E-Book, Deutsch, 432 Seiten

ISBN: 978-3-7562-5504-7
Verlag: BoD - Books on Demand
Format: EPUB
Kopierschutz: 6 - ePub Watermark



Wie dauerhaft beeinflusst Erziehung die Haltung der Kinder im eigenen Erwachsenen-Leben? Ist es eine Frage der menschlichen Würde, seine Meinung möglichst offen zu äußern - auch gegenüber behaupteten Autoritäten? Mit welchen politischen und persönlichen Konsequenzen ist zu rechnen - auch für die Erziehenden? Dieser Roman erzählt in fünf Teilen eine reale Familiengeschichte, die aus der Sicht des Protagonisten Burkhart Fuchs wiedergegeben wird und sich von der Nazizeit bis in die Gegenwart erstreckt - gut achtzig Jahre konkrete deutsche Geschichte aus einem persönlichen Blickwinkel reflektiert. Ein Ereignis steht nicht nur zeitlich im Mittelpunkt des Romans. Es ist das Berufsverbot für den angehenden Lehrer Burkhart. Er, der verweigert, den "aufrechten Gang" mit dem Beamtenstatus aufzugeben, wird obrigkeitsstaatlich abgestraft. Aber er wehrt sich erfolgreich und arbeitet als anerkannter Lehrer an vielen unterschiedlichen Lernorten, besonders gern in einer Jugendwerkstatt. In der Schilderung der politischen Auseinandersetzung und ihrer Folgen wird das gesellschaftliche Klima der siebziger und achtziger Jahre lebendig. Burkharts Erfahrungen in der Folgezeit sind davon geprägt, wie sich das Verhältnis von Kindern und Eltern allmählich bis zu einem Rollenwechsel verschiebt.

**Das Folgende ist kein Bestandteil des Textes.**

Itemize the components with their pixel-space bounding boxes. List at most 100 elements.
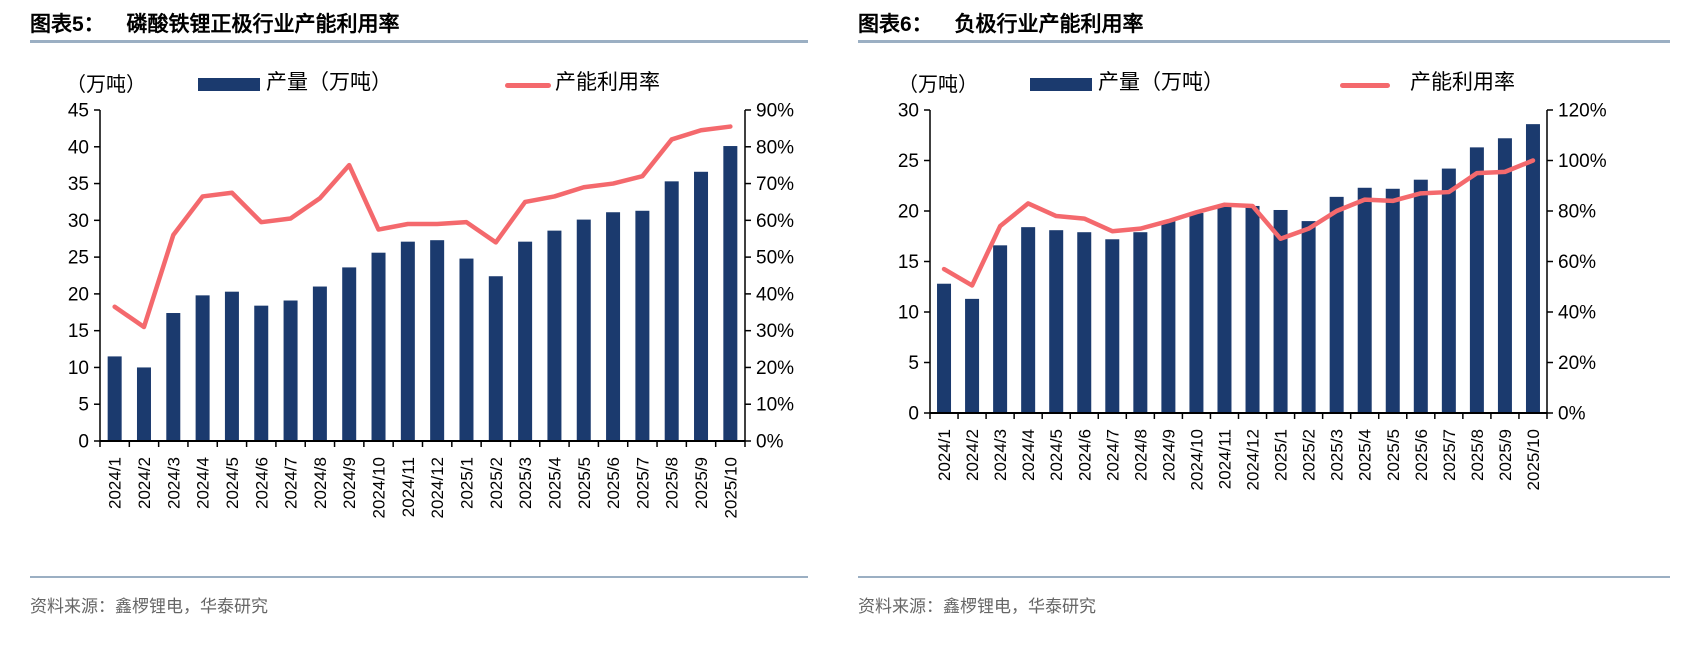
y-axis-tick-label: 0	[908, 404, 919, 425]
x-axis-tick-label: 2024/6	[1075, 429, 1094, 481]
production-bar	[224, 291, 239, 441]
y-axis-tick-label: 15	[898, 252, 919, 273]
footer-divider	[858, 576, 1670, 578]
y-axis-tick-label: 25	[68, 248, 89, 269]
y-axis-tick-label: 80%	[1558, 202, 1596, 223]
x-axis-tick-label: 2025/7	[633, 457, 652, 509]
figure-panel-lfp-cathode: 图表5： 磷酸铁锂正极行业产能利用率 （万吨） 产量（万吨） 产能利用率 0 5 1…	[30, 0, 808, 655]
production-bar	[488, 276, 503, 441]
figure-header: 图表6： 负极行业产能利用率	[858, 8, 1144, 38]
y-axis-tick-label: 50%	[756, 248, 794, 269]
production-bar	[1301, 221, 1316, 413]
production-bar	[1497, 138, 1512, 413]
production-bar	[1217, 205, 1232, 413]
x-axis-tick-label: 2024/5	[1047, 429, 1066, 481]
title-underline	[30, 40, 808, 43]
production-bar	[342, 267, 357, 441]
y-axis-tick-label: 0	[78, 432, 89, 453]
production-bar	[254, 305, 269, 441]
y-axis-tick-label: 20%	[756, 358, 794, 379]
production-bar	[1273, 209, 1288, 413]
production-bar	[459, 258, 474, 441]
y-axis-tick-label: 0%	[1558, 404, 1586, 425]
production-bar	[166, 313, 181, 441]
production-bar	[1161, 221, 1176, 413]
production-bar	[1021, 227, 1036, 413]
figure-number-label: 图表5：	[30, 13, 105, 36]
y-axis-tick-label: 15	[68, 321, 89, 342]
y-axis-tick-label: 45	[68, 101, 89, 122]
legend-bar-label: 产量（万吨）	[1098, 70, 1224, 94]
y-axis-tick-label: 90%	[756, 101, 794, 122]
y-axis-tick-label: 10%	[756, 395, 794, 416]
y-axis-tick-label: 120%	[1558, 101, 1607, 122]
legend-line-label: 产能利用率	[1410, 70, 1515, 94]
y-axis-tick-label: 30	[68, 211, 89, 232]
production-bar	[1441, 168, 1456, 413]
left-axis-unit-label: （万吨）	[898, 74, 978, 96]
y-axis-tick-label: 5	[78, 395, 89, 416]
x-axis-tick-label: 2024/8	[1131, 429, 1150, 481]
legend-line-label: 产能利用率	[555, 70, 660, 94]
production-bar	[136, 367, 151, 441]
source-note: 资料来源：鑫椤锂电，华泰研究	[30, 597, 268, 616]
production-bar	[518, 241, 533, 441]
x-axis-tick-label: 2025/5	[575, 457, 594, 509]
y-axis-tick-label: 60%	[756, 211, 794, 232]
production-bar	[1413, 179, 1428, 413]
production-bar	[1357, 187, 1372, 413]
x-axis-tick-label: 2025/3	[1328, 429, 1347, 481]
y-axis-tick-label: 100%	[1558, 151, 1607, 172]
production-bar	[1469, 147, 1484, 413]
x-axis-tick-label: 2024/1	[935, 429, 954, 481]
figure-panel-anode: 图表6： 负极行业产能利用率 （万吨） 产量（万吨） 产能利用率 0 5 10 15 2…	[858, 0, 1670, 655]
x-axis-tick-label: 2024/10	[1187, 429, 1206, 490]
production-bar	[1049, 230, 1064, 413]
production-bar	[547, 230, 562, 441]
x-axis-tick-label: 2025/9	[1496, 429, 1515, 481]
legend-line-swatch	[505, 83, 551, 88]
production-bar	[635, 210, 650, 441]
x-axis-tick-label: 2024/1	[106, 457, 125, 509]
x-axis-tick-label: 2024/12	[1244, 429, 1263, 490]
x-axis-tick-label: 2024/9	[1159, 429, 1178, 481]
y-axis-tick-label: 30%	[756, 321, 794, 342]
production-bar	[694, 171, 709, 441]
legend-bar-label: 产量（万吨）	[266, 70, 392, 94]
x-axis-tick-label: 2024/4	[1019, 429, 1038, 481]
figure-header: 图表5： 磷酸铁锂正极行业产能利用率	[30, 8, 400, 38]
y-axis-tick-label: 40%	[1558, 303, 1596, 324]
production-bar	[1189, 213, 1204, 413]
x-axis-tick-label: 2024/9	[340, 457, 359, 509]
x-axis-tick-label: 2024/2	[135, 457, 154, 509]
production-bar	[283, 300, 298, 441]
y-axis-tick-label: 10	[898, 303, 919, 324]
x-axis-tick-label: 2025/1	[457, 457, 476, 509]
x-axis-tick-label: 2025/6	[1412, 429, 1431, 481]
y-axis-tick-label: 25	[898, 151, 919, 172]
y-axis-tick-label: 5	[908, 353, 919, 374]
production-bar	[371, 252, 386, 441]
figure-title: 磷酸铁锂正极行业产能利用率	[126, 13, 400, 36]
chart-canvas: 0 5 10 15 20 25 30 35 40 45 0% 10% 20% 30% 40% 50% 60% 70…	[68, 101, 794, 519]
production-bar	[993, 245, 1008, 413]
figure-number-label: 图表6：	[858, 13, 933, 36]
x-axis-tick-label: 2024/11	[1215, 429, 1234, 489]
x-axis-tick-label: 2025/4	[1356, 429, 1375, 481]
y-axis-tick-label: 20	[898, 202, 919, 223]
x-axis-tick-label: 2024/3	[991, 429, 1010, 481]
production-bar	[965, 298, 980, 413]
x-axis-tick-label: 2024/4	[194, 457, 213, 509]
x-axis-tick-label: 2025/10	[1524, 429, 1543, 490]
production-bar	[1329, 196, 1344, 413]
y-axis-tick-label: 0%	[756, 432, 784, 453]
production-bar	[937, 283, 952, 413]
footer-divider	[30, 576, 808, 578]
production-bar	[1133, 232, 1148, 413]
x-axis-tick-label: 2024/8	[311, 457, 330, 509]
production-bar	[1525, 124, 1540, 413]
x-axis-tick-label: 2025/8	[663, 457, 682, 509]
x-axis-tick-label: 2024/3	[164, 457, 183, 509]
y-axis-tick-label: 35	[68, 174, 89, 195]
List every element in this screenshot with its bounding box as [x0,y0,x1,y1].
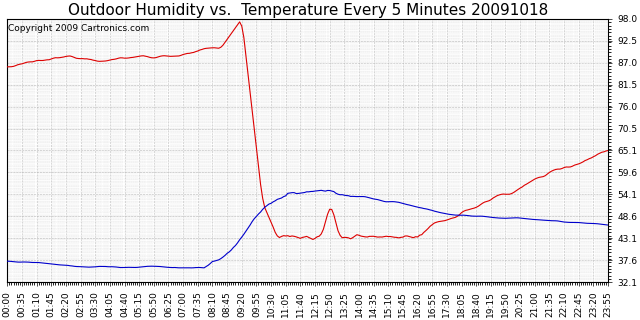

Bernhard Laux studierte Erziehungswissenschaften, Pädagogik, Deutsche Sprache und Literaturgeschichte. Nach seinem Referendariat und der 2. Lehrerprüfung erhielt er Berufsverbot wegen unbequemer Tätigkeit als Referendarsprecher und "linker" Gesinnung. (Er gehörte keiner Partei an). Seine Klage gegen die Stadt Hamburg war nach 7 Jahren und 2 Instanzen erfolgreich. Von 1978 bis 2009 arbeitete er als Lehrer im Hamburger "Schuldienst". Seit 1966 veröffentlicht er schriftstellerische Arbeiten: Lyrik in verschiedenen Anthologien, Schulbüchern, Kalendern und in einem eigenen Gedichtband, Hörspiele - meist für den Abend für junge Hörer des NDR, vor allem aber (Musik-) Theaterstücke: Er schrieb 5 moderne Opernlibretti (Komponist jeweils Niels Frédéric Hoffmann, Hamburg/Berlin), 3 Theaterstücke(bei denen er auch Regie führte), sowie Songtexte zu verschiedenen Stücken und Kompositionen, und verfasste Texte zur Theatertheorie, besonders zu Brechts Lehrstücken. Außerdem schreibt er Kurzprosa und Romane. Das vorliegende Buch ist sein zweiter Roman.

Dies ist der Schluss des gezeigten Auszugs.